Georgia has a fundamental problem, she is called Georgia. Like any reviewer chancing upon a new artist for the first time, I like to do a degree of homework and research their background in a bid to appear vaguely knowledgeable and to provide context for the review. I am acutely aware that any artist who has their roots set deep in the grime scene likes to adopt an air of mystery and intrigue but that really doesn’t help when I’m desperately looking for something to hang my prejudices on after a hard day in the office.
Typing ‘Georgia’ into Google isn’t going to return the same bounty as if you had entered ‘Ozric Tentacles’, for example. No, instead you are left to wade through a plethora of information regarding the ex-Soviet country (currency is the Lari just in case you were wondering) or the US state who name the ‘Knobbed Whelk’ as one of its state symbols. Never let it be said that my reviews aren’t an education. Even using her stylistically amended title, GEoRGia, doesn’t help because that’s not how search engines operate! In short, whoever is responsible for running her website has some pretty stiff opposition; Georgia isn’t about to get noticed on her name alone.
But perhaps there’s method to her perceived madness. Thanks to the technological life-saver that is Ask Jeeves I now know that our heroine is actually Georgia Barnes, the daughter of Neil Barnes, the brains behind Leftfield. The music industry is awash with nepotistic opportunity and maybe there is a plan afoot here to resist the temptation to get a leg-up from her old man and stand/fall on her own terms. The big question is, can she?

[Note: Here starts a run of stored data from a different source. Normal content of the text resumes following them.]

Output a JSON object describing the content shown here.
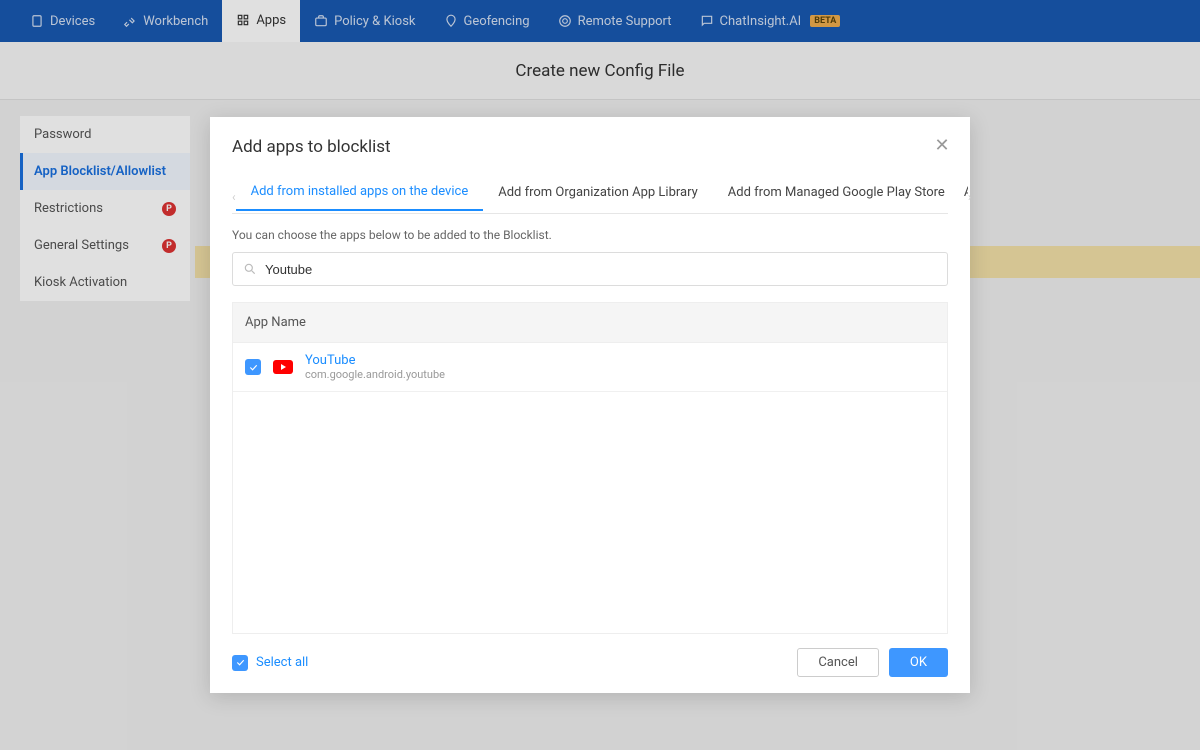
{
  "topnav": {
    "items": [
      {
        "label": "Devices",
        "icon": "device"
      },
      {
        "label": "Workbench",
        "icon": "wrench"
      },
      {
        "label": "Apps",
        "icon": "grid",
        "active": true
      },
      {
        "label": "Policy & Kiosk",
        "icon": "briefcase"
      },
      {
        "label": "Geofencing",
        "icon": "pin"
      },
      {
        "label": "Remote Support",
        "icon": "lifesaver"
      },
      {
        "label": "ChatInsight.AI",
        "icon": "chat",
        "beta": "BETA"
      }
    ]
  },
  "page": {
    "title": "Create new Config File"
  },
  "sidebar": {
    "items": [
      {
        "label": "Password"
      },
      {
        "label": "App Blocklist/Allowlist",
        "active": true
      },
      {
        "label": "Restrictions",
        "badge": "P"
      },
      {
        "label": "General Settings",
        "badge": "P"
      },
      {
        "label": "Kiosk Activation"
      }
    ]
  },
  "modal": {
    "title": "Add apps to blocklist",
    "tabs": [
      {
        "label": "Add from installed apps on the device",
        "active": true
      },
      {
        "label": "Add from Organization App Library"
      },
      {
        "label": "Add from Managed Google Play Store"
      },
      {
        "label": "A"
      }
    ],
    "hint": "You can choose the apps below to be added to the Blocklist.",
    "search": {
      "value": "Youtube",
      "placeholder": ""
    },
    "table": {
      "header": "App Name",
      "rows": [
        {
          "name": "YouTube",
          "package": "com.google.android.youtube",
          "checked": true
        }
      ]
    },
    "footer": {
      "select_all_label": "Select all",
      "select_all_checked": true,
      "cancel": "Cancel",
      "ok": "OK"
    }
  }
}
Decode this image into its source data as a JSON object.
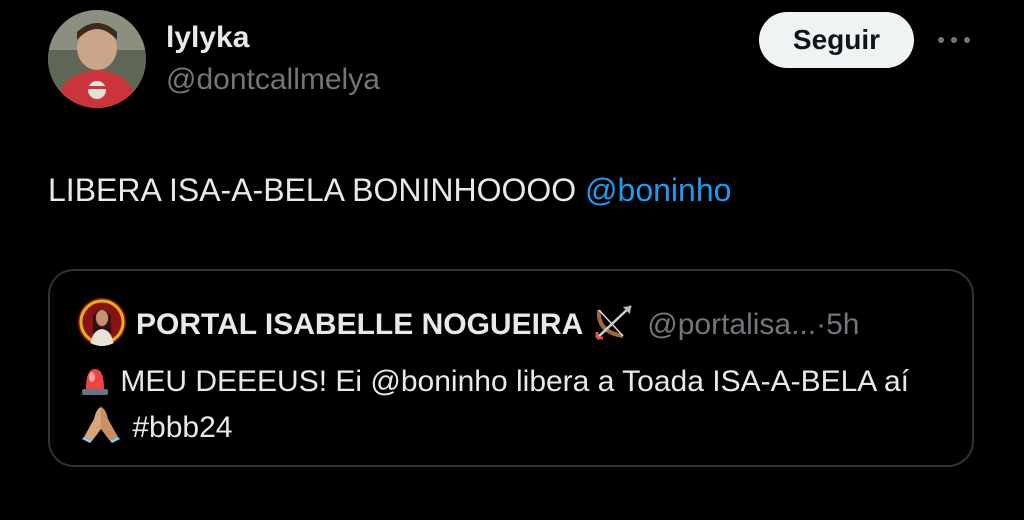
{
  "author": {
    "display_name": "lylyka",
    "handle": "@dontcallmelya",
    "avatar": "user-avatar-photo"
  },
  "actions": {
    "follow_label": "Seguir",
    "more_icon": "more-horizontal-icon"
  },
  "tweet": {
    "text": "LIBERA ISA-A-BELA BONINHOOOO",
    "mention": "@boninho"
  },
  "quote": {
    "display_name": "PORTAL ISABELLE NOGUEIRA",
    "name_emoji": "bow-and-arrow-emoji",
    "handle": "@portalisa...",
    "separator": "·",
    "time": "5h",
    "siren_emoji": "police-light-emoji",
    "text_1": "MEU DEEEUS! Ei",
    "mention": "@boninho",
    "text_2": "libera a Toada ISA-A-BELA aí",
    "pray_emoji": "folded-hands-emoji",
    "hashtag": "#bbb24"
  },
  "colors": {
    "background": "#000000",
    "text_primary": "#e7e9ea",
    "text_secondary": "#71767b",
    "link": "#1d9bf0",
    "border": "#2f3336",
    "follow_bg": "#eff3f4"
  }
}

Yeah, she can. No problem.
There are multiple influences at play throughout ‘Georgia’ and I’m struggling to name a single one adequately. This is a journey through the darker, wilder and edgier parts of the pop spectrum. The album starts and you think 10cc are about to launch into ‘I’m Not In Love’ before a series of child-like voices shout ‘Georgia’ just to make sure you know it’s not the latest Foo Fighters release. Then it’s straight into a Middle Eastern call to prayer chopped in half by cheese wire synths before the young lady herself soothes the nerves with some picture book pop and then unnervingly bawls “I’m gonna get the wrong boy/But I’m a get you back”…and that’s all in the first 45 seconds.
That pretty much sums up what is to follow, no two tracks are the same and although there are so many changes in gear and tempo the album never feels claustrophobic. Actually, it feels astoundingly sparse but never cold. This may be electronica but Georgia has something to say. She isn’t a shouter, “you’re making me the enemy” she smoothly croons in a rather sadistic voice which makes me concerned for the future well-being of whoever has upset her. This isn’t a pop princess, it’s a woman who knows her own mind and now wants you to know it too.
‘Digits’ is haunting and troubling, a bookmark resurrected from the past, a partial memory of something I used to love but can’t quite place. ‘You’ is part stylophone, part Kate Bush and it takes a brave artist to marry those two concepts together. ‘GMTL’ is further evidence of her restraint, threatening to occasionally spill over into 80s synth pop cheese but opting instead for the ethereal waters of The XX. Yes, I appreciate this isn’t helping you a great deal but it’s not often I am left genuinely bewildered by a new artist.
The two high points on her debut release couldn’t offer a greater juxtaposition or demonstration of the breadth of her talent. ‘Heart Wrecking Animals’ finds Georgia in a reflective mood, dissecting a failed relationship and idly wondering what might have been. It provides a unique moment of respite and its simplicity jars slightly given the effervescence of the rest of her material. But it offers a reminder that this is a young girl just finding her way in the world and she remains as vulnerable and confused as the rest of us.
The counterpoint to her melancholia is ‘Move Systems’, an MIA inspired descent into drum-battered madness. It is quite simply, brilliant. Three minutes thirty one seconds of youthful exuberance distilled into a percussive mantra, interspersed with some electro-warbling, this girl has an eye for the artfully unusual. It certainly makes me wary about heading into the darker recesses of London. Rarely, has the Jekyll and Hyde nature of an artist’s character been so entertaining yet threatening.
Much of ‘Georgia’ feels like an experiment – as she says herself “this could be something/or nothing” but let me assure you, it’s certainly the former. A week ago I wasn’t aware of Georgia Barnes, now she is more relevant to me than the urbanisation of downtown Tbilisi.